De Catalanen vieren koninginnedagen. Er is een feestelijk gevoel van saamhorigheid onder de mensen die samendrommen voor goed geoutilleerde podia. Er zijn sprekers en zangers. Via een directe videoverbinding kijkt een rijtje mannen de betogers aan. De man vooraan in het midden begint onzin te spreken. Soms pauzeert hij even om ruimte te laten voor gejuich en vlaggenzwaaierij. Morgen landelijke staking, overmorgen de Republiek.
Dingen worden met boze vrolijkheid door elkaar gehaald.
De wereld van banken en nietsontziende zakenmannen is Spanje. De minister-president is een fascist. De in ferryschepen aangesleepte politie is een buitenlandse bezettingsmacht. Referendum is democratie. Onafhankelijkheid is vrijheid. Nationalisme is kosmopolitisch.
Weinigen zullen voelen dat ze worden gebruikt, dat ze met zijn allen voor andermans karren worden gespannen. Er zijn Russen, corrupte partijen, rechts-nationalistische xenofoben, die met zijn allen werken aan hun boosheid. Die opkloppen en oppompen en door roeien en ruiten gaan. Vechten wordt het. Buren worden vijanden. Alles moet stuk.

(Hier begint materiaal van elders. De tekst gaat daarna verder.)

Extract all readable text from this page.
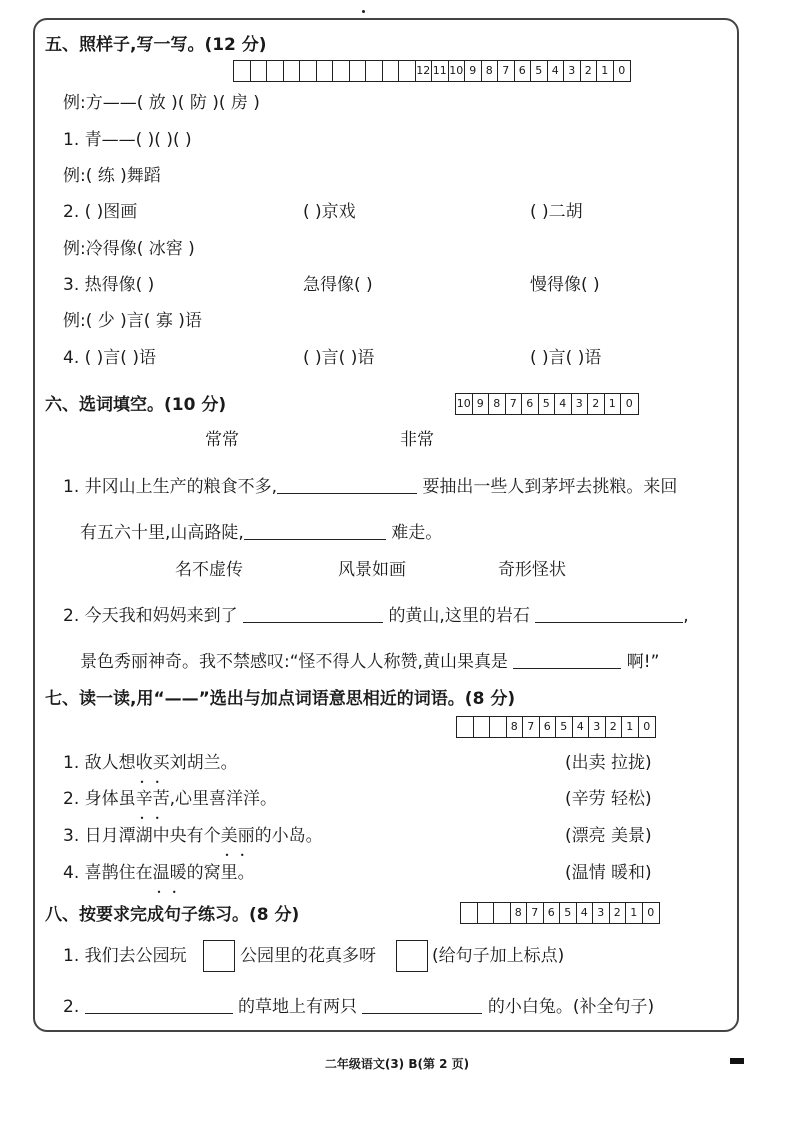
五、照样子,写一写。(12 分)
12 11 10 9 8 7 6 5 4 3 2 1 0
例:方——( 放 )( 防 )( 房 )
1. 青——( )( )( )
例:( 练 )舞蹈
2. ( )图画	( )京戏	( )二胡
例:冷得像( 冰窖 )
3. 热得像( )	急得像( )	慢得像( )
例:( 少 )言( 寡 )语
4. ( )言( )语	( )言( )语	( )言( )语
六、选词填空。(10 分)	10 9 8 7 6 5 4 3 2 1 0
常常	非常
1. 井冈山上生产的粮食不多,	要抽出一些人到茅坪去挑粮。来回
有五六十里,山高路陡,	难走。
名不虚传	风景如画	奇形怪状
2. 今天我和妈妈来到了	的黄山,这里的岩石	,
景色秀丽神奇。我不禁感叹:“怪不得人人称赞,黄山果真是	啊!”
七、读一读,用“——”选出与加点词语意思相近的词语。(8 分)
8 7 6 5 4 3 2 1 0
1. 敌人想收买 • •刘胡兰。	(出卖 拉拢)
2. 身体虽辛苦 • •,心里喜洋洋。	(辛劳 轻松)
3. 日月潭湖中央有个美丽 • •的小岛。	(漂亮 美景)
4. 喜鹊住在温暖 • •的窝里。	(温情 暖和)
八、按要求完成句子练习。(8 分)	8 7 6 5 4 3 2 1 0
1. 我们去公园玩	公园里的花真多呀	(给句子加上标点)
2.	的草地上有两只	的小白兔。(补全句子)
二年级语文(3) B(第 2 页)
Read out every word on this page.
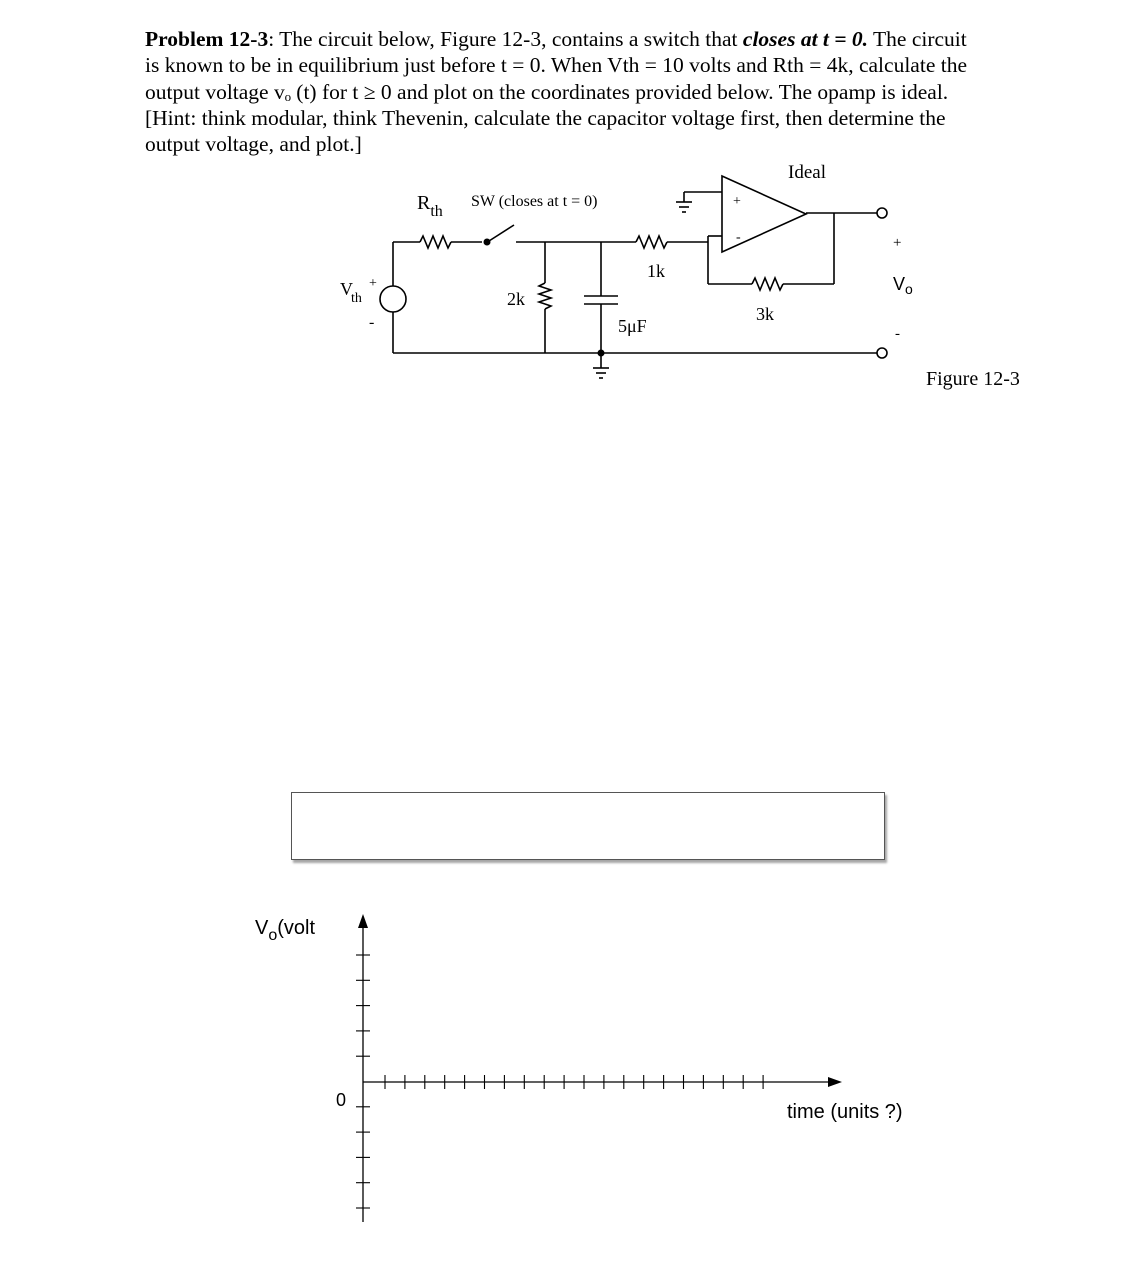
Problem 12-3: The circuit below, Figure 12-3, contains a switch that closes at t = 0. The circuit
is known to be in equilibrium just before t = 0. When Vth = 10 volts and Rth = 4k, calculate the
output voltage vₒ (t) for t ≥ 0 and plot on the coordinates provided below. The opamp is ideal.
[Hint: think modular, think Thevenin, calculate the capacitor voltage first, then determine the
output voltage, and plot.]
$R_{th}$
SW (closes at t = 0)
Vth
+
-
2k
5μF
1k
3k
Ideal
+
-	+
$V_o$
-
Figure 12-3
$V_o(volt$
0
time (units ?)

Dan helpt het niet als de minister-president autoriteit verwisselt met autoritair. Als rechters opdracht geven tot het confisqueren van ‘verkiezingsmaterialen’, het sluiten van stemlokalen, het oppakken van bestuurders. Als de koning vergeet een brug te slaan en alleen de Catalanen bestraffend toespreekt.
Ja, dit feestje is illegaal. Het is allemaal een beetje uit de hand gelopen. Dus je belt eens aan en vraagt of het wat rustiger kan. Het doet me denken aan een koninginnedag die ik vrolijk en naïef inging. Ik kwam thuis met een getraliede koplampkap die ik persoonlijk van een ME-busje getrokken had.